The Kakadu/Uluru Model as an Alternative

Clearly there is only one way out of this mess. The Kakadu/Uluru model, or what is being explored in other parts of northern and central Australia for National Parks, must be adopted in NSW and other areas. National Park land is still outside the boundaries of the NSW Land Rights Act, 1983. However, support for Uluru style National Parks in NSW - whereby the ownership of National Parks is granted to the relevant LALC and leased back to the Crown, guaranteeing Aboriginal involvement in the management of the park - has gained support, notably from the Australian Conservation Foundation, the Wilderness Society, and the Nature Conservation Council of NSW. In December 1987 the Labor Government was seriously considering amendments to the NSW Land Rights Act, 1983, to allow for "Ulurus" in NSW. Mutawintji LALC wrote to Premier Barry Unsworth at this time to negotiate for formal ownership and joint management with NPWS. However, a change of government has meant little enthusiasm for the Act itself, let alone any amendments.

Aboriginal people must have title to the land and have a fairly large majority on a board of management which really controls the park and is not just 'consulted'. The LALC must be given resources to allow it to organise significant independent input.

Only with such control and resources can Aboriginal people develop a balance between their own feelings for the sacred nature of Mutawintji, and the public's desire to visit. To carry out the view of a senior traditional owner that, "Mutawintji should be left alone, just like it always was" (said when looking with disapproval at new walking tracks in December 1989), will require very sensitive management.

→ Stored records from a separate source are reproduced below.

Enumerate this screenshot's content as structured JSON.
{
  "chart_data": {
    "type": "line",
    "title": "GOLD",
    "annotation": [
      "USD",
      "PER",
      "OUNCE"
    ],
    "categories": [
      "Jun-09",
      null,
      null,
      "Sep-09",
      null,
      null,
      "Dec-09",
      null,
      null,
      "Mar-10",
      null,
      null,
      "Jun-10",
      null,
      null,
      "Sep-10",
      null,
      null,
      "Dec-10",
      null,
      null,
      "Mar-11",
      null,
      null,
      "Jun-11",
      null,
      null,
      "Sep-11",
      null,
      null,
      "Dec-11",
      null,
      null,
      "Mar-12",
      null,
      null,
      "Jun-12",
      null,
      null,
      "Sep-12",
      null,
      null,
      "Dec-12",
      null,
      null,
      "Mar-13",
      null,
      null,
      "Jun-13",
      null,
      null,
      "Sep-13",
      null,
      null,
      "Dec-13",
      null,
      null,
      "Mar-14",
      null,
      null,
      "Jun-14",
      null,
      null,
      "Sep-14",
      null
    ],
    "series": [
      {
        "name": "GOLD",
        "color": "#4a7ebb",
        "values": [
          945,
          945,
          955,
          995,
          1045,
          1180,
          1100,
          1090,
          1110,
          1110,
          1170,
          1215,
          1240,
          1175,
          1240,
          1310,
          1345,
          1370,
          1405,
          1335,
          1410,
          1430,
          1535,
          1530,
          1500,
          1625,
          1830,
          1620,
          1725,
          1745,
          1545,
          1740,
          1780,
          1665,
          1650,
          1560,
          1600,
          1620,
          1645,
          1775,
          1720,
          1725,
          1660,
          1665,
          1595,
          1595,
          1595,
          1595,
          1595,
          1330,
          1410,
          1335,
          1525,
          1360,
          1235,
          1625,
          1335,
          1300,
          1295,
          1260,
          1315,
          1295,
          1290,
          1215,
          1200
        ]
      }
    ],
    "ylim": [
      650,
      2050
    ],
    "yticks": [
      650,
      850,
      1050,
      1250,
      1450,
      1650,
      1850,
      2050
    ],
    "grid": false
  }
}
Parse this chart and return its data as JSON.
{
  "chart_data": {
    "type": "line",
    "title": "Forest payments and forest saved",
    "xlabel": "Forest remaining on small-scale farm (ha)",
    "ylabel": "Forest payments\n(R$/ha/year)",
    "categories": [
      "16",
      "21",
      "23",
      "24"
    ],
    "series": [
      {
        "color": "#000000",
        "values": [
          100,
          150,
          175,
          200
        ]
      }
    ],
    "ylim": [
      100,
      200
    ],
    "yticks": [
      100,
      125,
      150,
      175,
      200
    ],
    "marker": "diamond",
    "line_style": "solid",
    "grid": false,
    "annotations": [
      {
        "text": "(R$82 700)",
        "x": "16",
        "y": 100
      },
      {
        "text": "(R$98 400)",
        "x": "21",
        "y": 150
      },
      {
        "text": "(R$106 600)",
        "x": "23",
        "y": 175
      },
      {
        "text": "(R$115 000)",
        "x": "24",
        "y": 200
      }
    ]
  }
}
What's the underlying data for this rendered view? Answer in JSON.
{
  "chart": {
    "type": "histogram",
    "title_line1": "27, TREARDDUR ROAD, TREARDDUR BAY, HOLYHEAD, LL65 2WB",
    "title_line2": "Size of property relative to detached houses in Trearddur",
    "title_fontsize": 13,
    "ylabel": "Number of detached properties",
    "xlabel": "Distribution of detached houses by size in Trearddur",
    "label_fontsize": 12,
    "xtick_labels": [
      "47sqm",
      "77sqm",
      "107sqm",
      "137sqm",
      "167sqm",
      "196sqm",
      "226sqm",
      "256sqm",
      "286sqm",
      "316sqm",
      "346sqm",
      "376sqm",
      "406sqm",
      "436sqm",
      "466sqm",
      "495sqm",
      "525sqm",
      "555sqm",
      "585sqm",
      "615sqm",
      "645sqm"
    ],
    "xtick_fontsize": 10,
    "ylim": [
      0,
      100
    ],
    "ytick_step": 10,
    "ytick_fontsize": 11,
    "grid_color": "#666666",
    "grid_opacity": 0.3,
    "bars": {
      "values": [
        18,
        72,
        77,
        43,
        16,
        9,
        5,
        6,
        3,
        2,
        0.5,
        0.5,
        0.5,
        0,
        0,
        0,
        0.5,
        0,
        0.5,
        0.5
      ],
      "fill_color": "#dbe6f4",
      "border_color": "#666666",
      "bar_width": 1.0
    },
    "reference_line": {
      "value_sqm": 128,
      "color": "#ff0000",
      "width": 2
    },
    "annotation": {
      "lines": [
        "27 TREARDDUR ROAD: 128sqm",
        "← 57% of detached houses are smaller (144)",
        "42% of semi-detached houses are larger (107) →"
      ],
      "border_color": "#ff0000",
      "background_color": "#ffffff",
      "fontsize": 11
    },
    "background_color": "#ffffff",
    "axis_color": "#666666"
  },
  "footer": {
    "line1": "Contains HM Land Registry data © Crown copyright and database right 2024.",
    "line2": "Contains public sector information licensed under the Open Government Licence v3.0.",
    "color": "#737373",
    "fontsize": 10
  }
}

The plan has clearly failed to ensure sensitive management, or to control the managers. The danger is that bad management will destroy the beauty and sanctity of the place. We will all lose a great deal, but as Mutawintji LALC stated in its 1985 contribution for the Plan of Management study: "Mutawintji is survival to Aboriginal people. It is much less important to white people."

Both Kakadu and Uluru National Parks have demonstrated the compatibility of land rights and conservation. There is tremendous potential for realizing such compatibility throughout Australia and we must all actively and publicly support the adoption of such models in NSW and elsewhere.

Mutawintji would be a great place to start.